My wife and I love pass-and-play with the Talisman phone app, the actual board game would be too much effort.

You mustn't treat it like a serious strategic chess-like game, but the emergent stories, triumphs and disasters are good enough to keep us coming back. I've bought all the expansions.


Bit late isn't it Essen 2017 insn't that far away



The joke, for passers-by: Terraforming Mars was huge hit boardgame last year, and is now in the running for the Spiele des Jahres, the German game-of-the-year which is often considered one of the foremost awards in tabletop gaming. In particular, Terraforming Mars seems to be the preferred choice among most gamers, but the SdJ committee is somewhat infamous for its surprising final selections, often not matching what speculators think of as the intended weight/complexity of the category. So that post's title, "the argument (for|against) Terraforming Mars", is an extremely relevant and current discussion topic in the board game community.

(The real link is, of course, simply about the planet.)


The problem with all these games is the theme they use. They use some real-world theme, make up real world map and refer to real-world things, but they aren't realistic enough, so it all gets a little stupid at some point, if you think about it.

The best example I can remember is from one of the Civilization games (not a boardgame, I know, but it is the same), which had a "technology" you could "develop" named "Communism". It made your workers produce 10% more.


The map is not the territory.

Any model or abstraction will not be able to completely replicate the thing or phenomena it represents, as the real life thing is too vast and complicated and interwoven with all sorts of variables in time and space that there's no way to represent it all. Laws of physics, finance, chemistry, economics, medicine, etc. are all the same. Just models, not perfect. Convenient and useful models, but models all the same.

Human brains just aren't capable of capturing anything in its totality, so at some point everything "gets a little stupid".

That being said, I can understand what you mean about these euro-style games where often many of the things in them can boil down to 'go here to do this 'real world thing' which in this game really just means it gets you a +2 to this widget that will earn you an extra 6 points at the end of the game. So thematic :)

I still really like these games, but I like learning and manipulating game systems and mechanisms.


I agree with you, and I also like playing these games, even though they are "a little stupid".

But I think some abstractions can be better than others.

The abstractions of Catan, for example, make sense, since they somehow capture the essence of the things: a terrain simply produces a good, goods can be traded, houses can be built from goods. Of course it is not perfect, but doesn't bug my mind.

Puerto Rico, on the other hand, has so many types of buildings and actions, all referring to real-world things, that it is impossible to make decent abstrations.

I guess I'm just advocating less detailed real-world themes, if you can't make simple abstractions that make sense.


There's already way too many unfun abstracts, please don't encourage designers to not spackling on a loose theme.


There are boardgames that seek to perfectly model the scenarios they describe. Almost exclusively they are wargames - multi-day affairs that involve sprawling maps, endless calculations, and incessant tedium as they attempt to model the greater water consumption of Italian infantry caused by their love of pasta rations.

These "grognard" games are generally reviled by more conventional players as miserable and pointless.

You can read the epic tale of playing such a game here:

https://boardgamegeek.com/thread/940888/life-altering-game-d...

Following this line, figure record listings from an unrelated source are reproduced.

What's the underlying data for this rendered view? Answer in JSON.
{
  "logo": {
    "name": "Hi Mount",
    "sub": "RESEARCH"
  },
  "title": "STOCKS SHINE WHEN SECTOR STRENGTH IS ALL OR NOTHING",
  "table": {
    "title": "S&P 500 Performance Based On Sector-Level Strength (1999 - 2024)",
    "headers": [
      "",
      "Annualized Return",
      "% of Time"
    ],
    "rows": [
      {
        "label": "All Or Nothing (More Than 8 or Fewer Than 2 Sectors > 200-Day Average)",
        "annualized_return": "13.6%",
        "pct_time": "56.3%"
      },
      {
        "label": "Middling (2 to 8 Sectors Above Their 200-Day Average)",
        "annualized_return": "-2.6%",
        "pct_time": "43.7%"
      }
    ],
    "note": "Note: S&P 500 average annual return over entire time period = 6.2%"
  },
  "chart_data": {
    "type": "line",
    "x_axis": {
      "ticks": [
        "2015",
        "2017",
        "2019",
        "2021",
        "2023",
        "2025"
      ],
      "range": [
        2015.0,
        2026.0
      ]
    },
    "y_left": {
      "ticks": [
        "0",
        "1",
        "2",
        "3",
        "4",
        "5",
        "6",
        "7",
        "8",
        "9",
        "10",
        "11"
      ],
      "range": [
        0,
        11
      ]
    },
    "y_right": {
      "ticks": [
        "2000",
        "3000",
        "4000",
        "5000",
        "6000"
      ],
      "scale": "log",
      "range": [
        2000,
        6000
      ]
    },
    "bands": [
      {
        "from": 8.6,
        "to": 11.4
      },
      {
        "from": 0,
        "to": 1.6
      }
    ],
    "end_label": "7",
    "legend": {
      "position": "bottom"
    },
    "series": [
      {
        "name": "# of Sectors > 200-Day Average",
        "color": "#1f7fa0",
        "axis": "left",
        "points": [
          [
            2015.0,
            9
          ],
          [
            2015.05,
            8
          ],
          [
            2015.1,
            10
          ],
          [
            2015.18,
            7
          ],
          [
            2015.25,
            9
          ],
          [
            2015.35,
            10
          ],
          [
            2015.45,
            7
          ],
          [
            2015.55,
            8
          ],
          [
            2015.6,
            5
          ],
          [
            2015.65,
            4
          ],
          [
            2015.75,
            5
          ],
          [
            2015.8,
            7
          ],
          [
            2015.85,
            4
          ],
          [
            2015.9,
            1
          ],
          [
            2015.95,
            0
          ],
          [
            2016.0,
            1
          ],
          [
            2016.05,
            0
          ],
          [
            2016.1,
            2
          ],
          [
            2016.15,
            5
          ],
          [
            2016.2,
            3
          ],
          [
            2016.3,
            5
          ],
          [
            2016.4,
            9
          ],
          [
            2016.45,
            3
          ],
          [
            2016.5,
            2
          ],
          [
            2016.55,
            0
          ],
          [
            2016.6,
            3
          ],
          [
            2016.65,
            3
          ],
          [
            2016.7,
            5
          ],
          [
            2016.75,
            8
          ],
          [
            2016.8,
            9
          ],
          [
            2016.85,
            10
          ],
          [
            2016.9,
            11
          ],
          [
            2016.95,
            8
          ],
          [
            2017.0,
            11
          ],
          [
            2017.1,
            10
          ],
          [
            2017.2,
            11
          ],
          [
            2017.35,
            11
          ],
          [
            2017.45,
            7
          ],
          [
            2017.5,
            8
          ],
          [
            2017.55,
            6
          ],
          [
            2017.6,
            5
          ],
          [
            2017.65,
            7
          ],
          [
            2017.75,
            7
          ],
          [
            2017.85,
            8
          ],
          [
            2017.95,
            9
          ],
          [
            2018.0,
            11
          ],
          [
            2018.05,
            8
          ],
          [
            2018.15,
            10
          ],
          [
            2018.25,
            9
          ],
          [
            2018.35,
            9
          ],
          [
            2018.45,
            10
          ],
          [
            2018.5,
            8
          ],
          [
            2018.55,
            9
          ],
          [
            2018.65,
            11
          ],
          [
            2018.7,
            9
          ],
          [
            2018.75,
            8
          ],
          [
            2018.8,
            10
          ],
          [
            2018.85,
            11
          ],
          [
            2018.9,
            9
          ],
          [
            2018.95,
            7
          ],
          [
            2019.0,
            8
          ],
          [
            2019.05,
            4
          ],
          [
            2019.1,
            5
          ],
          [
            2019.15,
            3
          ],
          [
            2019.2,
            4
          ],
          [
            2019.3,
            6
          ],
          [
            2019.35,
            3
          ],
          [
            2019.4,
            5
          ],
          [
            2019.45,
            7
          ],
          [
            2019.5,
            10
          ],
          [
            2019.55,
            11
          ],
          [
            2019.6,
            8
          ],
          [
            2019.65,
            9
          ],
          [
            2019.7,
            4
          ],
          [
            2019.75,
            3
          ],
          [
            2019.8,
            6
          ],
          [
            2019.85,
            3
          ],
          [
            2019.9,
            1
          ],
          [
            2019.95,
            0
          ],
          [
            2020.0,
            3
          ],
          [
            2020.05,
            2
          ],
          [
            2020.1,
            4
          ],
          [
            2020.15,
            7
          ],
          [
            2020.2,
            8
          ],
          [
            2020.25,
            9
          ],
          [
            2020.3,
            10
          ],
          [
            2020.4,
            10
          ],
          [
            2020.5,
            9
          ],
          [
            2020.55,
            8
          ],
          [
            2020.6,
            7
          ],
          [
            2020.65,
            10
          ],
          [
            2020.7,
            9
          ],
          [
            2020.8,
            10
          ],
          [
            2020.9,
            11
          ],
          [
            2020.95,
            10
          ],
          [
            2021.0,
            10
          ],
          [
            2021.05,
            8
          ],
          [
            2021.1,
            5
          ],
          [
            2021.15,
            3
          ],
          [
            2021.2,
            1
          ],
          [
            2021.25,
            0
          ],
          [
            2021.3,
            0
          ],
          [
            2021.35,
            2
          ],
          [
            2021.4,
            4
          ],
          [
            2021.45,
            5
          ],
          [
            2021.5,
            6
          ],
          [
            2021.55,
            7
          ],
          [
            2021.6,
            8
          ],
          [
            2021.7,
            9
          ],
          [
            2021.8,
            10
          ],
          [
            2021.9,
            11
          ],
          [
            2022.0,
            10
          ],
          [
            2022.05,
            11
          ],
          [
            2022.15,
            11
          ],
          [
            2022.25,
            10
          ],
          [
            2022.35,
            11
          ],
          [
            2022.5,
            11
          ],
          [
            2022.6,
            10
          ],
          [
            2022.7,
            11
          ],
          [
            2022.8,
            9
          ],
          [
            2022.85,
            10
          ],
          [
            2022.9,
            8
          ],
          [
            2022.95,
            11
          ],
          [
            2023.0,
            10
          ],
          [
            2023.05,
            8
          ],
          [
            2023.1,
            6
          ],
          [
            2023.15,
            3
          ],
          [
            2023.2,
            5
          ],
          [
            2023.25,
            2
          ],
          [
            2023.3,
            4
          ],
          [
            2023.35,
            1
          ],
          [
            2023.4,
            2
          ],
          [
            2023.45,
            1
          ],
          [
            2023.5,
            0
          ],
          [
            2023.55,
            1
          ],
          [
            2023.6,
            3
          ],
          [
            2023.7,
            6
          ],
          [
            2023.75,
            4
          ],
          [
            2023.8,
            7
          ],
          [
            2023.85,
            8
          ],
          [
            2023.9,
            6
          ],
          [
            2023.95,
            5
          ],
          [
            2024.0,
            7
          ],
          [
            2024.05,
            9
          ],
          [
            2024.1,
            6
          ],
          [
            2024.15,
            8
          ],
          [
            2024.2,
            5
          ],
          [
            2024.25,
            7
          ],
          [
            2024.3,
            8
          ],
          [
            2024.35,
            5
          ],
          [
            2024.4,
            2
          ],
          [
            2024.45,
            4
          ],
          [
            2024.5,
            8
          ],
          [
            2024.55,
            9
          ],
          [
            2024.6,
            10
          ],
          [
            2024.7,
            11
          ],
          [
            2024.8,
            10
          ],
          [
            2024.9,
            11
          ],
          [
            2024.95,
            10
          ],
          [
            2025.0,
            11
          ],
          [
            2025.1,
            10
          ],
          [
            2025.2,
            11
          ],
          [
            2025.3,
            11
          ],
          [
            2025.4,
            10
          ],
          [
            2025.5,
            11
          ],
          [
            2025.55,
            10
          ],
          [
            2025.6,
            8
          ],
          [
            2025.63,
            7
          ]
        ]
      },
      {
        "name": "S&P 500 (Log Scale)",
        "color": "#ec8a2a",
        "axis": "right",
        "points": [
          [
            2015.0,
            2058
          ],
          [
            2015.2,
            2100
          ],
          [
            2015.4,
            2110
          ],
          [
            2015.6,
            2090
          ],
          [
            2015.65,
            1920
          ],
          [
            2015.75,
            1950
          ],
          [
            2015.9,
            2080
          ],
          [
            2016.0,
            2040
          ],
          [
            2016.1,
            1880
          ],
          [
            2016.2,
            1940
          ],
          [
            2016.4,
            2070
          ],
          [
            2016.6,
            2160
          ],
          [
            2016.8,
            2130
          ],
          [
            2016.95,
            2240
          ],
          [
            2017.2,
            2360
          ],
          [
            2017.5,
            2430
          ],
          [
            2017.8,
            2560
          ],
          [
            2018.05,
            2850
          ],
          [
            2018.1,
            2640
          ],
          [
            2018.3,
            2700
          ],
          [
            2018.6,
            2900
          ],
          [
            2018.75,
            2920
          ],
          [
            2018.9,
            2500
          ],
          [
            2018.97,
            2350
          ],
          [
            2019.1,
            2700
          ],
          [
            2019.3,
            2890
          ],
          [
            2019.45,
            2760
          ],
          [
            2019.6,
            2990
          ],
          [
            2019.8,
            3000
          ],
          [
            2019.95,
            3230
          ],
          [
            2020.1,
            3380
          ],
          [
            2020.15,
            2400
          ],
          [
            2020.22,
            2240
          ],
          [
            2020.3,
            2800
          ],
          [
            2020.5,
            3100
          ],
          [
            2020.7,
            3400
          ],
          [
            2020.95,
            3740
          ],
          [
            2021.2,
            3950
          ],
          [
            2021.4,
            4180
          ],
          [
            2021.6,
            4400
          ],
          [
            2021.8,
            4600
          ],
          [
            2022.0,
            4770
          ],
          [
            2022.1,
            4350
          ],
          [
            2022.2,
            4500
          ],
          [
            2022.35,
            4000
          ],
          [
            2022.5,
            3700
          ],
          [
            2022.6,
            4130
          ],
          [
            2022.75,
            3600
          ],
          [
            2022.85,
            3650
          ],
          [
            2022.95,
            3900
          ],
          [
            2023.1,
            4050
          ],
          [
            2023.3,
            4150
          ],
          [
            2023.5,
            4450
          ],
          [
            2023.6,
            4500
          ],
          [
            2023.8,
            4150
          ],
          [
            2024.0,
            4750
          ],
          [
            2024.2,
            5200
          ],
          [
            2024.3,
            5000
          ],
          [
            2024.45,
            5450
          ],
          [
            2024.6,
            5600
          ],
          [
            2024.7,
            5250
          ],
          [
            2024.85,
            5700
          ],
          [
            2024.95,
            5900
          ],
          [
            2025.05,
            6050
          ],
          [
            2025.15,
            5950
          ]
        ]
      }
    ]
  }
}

The Campaign for North Africa was never meant to be played straight; consider it a reference for other game designers to study.

The consim/wargame split is more nuanced than you described. A game like Combat Commander: Europe attempts to replicate the chaotic unpredictability of small unit engagements: it's extremely unrealistic, yet is enjoyable + is commended for capturing the chaos.

The crux of the distinction is, a simulation isn't a game (they're not fun). Most wargames aren't consims, and some of the best consims don't even attempt to replicate the level of low-level detail you describe.